Speaker Thomi Richards
Time 2019-08-03 11:50
Conference PyCon Au 2019
Talk details Link

Complicated machine.

Car: If it goes wrong, we take it to a mechanic to fix. They can predict the likely impact of their actions. If good engineer, it usually works out for the best.

Same with software engineers. If it goes wrong, lost of money, lose of reputation, etc.

If skilled engineer can identify impact of change before making a change, if something goes wrong we can anaylse and identify root cause.

Probem occured because database config didn’t exist. Why? Migration didn’t run. Why? Migration is manual, engineer didn’t run it. Cause: Engineer is a bad engineer.

Blame. This makes the engineer feel bad. It sets up bad culture where blame is seen as a bad thing, and people try to blame other people for mistakes.

At best, marginal improvements are possible. Not very helpful.

Cynefin Framework. Very interesting, required reading.

Software engineering exists in the complex domain. We cannot be 100% sure of the impact of our changes.

Complex software. Code flows out of your brain and into production.

In order to update code, you need to understand the code you are changing. In order to do that, you need to read the code and create a mental model of the code, and able to work out a change to the mental model that will allow making the required change.

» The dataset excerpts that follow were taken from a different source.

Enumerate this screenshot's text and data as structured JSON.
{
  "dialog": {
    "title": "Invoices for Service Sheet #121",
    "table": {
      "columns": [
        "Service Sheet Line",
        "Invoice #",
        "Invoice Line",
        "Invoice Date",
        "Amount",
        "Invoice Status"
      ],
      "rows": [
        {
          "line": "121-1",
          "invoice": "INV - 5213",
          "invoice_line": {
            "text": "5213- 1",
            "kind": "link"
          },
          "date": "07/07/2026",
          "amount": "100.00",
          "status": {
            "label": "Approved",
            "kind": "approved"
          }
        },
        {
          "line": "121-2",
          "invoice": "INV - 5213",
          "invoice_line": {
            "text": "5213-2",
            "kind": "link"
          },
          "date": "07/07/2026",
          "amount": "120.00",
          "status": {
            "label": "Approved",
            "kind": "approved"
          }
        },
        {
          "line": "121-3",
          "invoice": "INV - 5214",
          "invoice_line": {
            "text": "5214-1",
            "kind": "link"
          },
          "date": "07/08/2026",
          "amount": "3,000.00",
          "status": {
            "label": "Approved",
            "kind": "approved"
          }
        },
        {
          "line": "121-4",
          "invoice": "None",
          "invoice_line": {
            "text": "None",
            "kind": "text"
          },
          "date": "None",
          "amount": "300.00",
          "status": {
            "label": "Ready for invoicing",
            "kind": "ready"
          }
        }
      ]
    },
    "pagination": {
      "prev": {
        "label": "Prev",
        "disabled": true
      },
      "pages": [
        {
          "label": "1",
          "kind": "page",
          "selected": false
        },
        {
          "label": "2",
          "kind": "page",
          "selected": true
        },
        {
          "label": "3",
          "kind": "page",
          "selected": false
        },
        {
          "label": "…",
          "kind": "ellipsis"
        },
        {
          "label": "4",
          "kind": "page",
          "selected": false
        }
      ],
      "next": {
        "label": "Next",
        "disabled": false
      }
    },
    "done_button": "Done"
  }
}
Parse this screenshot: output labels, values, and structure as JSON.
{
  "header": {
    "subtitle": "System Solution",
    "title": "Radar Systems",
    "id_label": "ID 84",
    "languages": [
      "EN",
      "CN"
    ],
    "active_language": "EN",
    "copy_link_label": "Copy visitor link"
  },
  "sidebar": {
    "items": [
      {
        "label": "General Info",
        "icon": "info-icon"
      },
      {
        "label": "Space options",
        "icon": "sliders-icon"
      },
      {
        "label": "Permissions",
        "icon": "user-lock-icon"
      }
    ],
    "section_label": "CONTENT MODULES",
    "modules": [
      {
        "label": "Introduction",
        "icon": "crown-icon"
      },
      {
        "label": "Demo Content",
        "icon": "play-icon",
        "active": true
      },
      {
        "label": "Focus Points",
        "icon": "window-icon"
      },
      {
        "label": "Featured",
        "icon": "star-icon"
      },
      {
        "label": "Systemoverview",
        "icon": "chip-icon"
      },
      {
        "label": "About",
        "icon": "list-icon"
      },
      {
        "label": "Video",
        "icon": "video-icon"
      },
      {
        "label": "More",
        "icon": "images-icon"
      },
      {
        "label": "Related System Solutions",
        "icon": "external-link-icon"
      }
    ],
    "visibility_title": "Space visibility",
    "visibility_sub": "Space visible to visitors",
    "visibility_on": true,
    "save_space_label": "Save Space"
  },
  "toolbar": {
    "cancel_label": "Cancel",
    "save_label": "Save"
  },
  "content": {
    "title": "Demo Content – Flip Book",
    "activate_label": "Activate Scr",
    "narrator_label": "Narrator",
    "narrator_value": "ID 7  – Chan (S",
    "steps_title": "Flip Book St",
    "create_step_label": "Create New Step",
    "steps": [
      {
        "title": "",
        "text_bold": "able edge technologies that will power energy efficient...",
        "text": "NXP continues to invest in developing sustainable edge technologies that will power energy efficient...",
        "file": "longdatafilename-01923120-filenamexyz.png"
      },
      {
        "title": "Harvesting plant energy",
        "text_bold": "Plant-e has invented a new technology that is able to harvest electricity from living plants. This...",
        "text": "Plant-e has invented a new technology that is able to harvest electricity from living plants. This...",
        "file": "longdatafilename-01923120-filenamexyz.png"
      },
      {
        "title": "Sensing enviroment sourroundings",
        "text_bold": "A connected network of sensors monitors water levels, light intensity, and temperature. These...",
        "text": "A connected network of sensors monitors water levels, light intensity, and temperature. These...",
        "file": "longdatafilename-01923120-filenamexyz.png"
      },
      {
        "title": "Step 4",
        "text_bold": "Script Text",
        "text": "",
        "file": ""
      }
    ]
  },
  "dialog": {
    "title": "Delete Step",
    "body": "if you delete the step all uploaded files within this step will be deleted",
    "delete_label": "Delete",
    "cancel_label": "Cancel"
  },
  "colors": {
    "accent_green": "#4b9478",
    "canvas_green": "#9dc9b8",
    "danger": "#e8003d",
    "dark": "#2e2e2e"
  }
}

We have formed a network of concious changes. However communicating in Python instead of English.

Software is built by teams, not individuals. Communications important.

Instead of drilling down and look at root causes, we analysis the system as a whole. What systems prevented as running a experimental change successfully. What systems provided us with misleading information on experimental change.

Failure of us not being able to experiment correctly. Change was deployed to all systems at the same time.

Developer didn’t flag change as having significant impact on deploy.

How sould I run my own post-mortem process? It depends.

Incident reponse. Oh my god production is down, we need to fix it.

Incident analysis. Not fix out problem. Improve resiliency. It doesn’t matter if things a fixed that have nothing to do with the problem.

Analysis facilitators.

  • 24 hour delay.
  • Responding to outage hard. Stressful, can require working late.
  • Communicate synchronously via video call. Important not to use asynchronous means.
  • Example language supplied to kick of the call.
  • Objective record of everything that happens during calls.
  • Timezones.
  • Need to get input from everyone on the call. Need to capture all perspectives and put them on a timeline.

We are not trying to find out what went wrong. We are trying to find out what led to experimentation to fail.

Misleading text could cause you to make wrong decision during outage, which slows down fixing the outage.

Members for Analysis team should be diverse as possible. Front end engineers, back end engineers, support engineers, etc.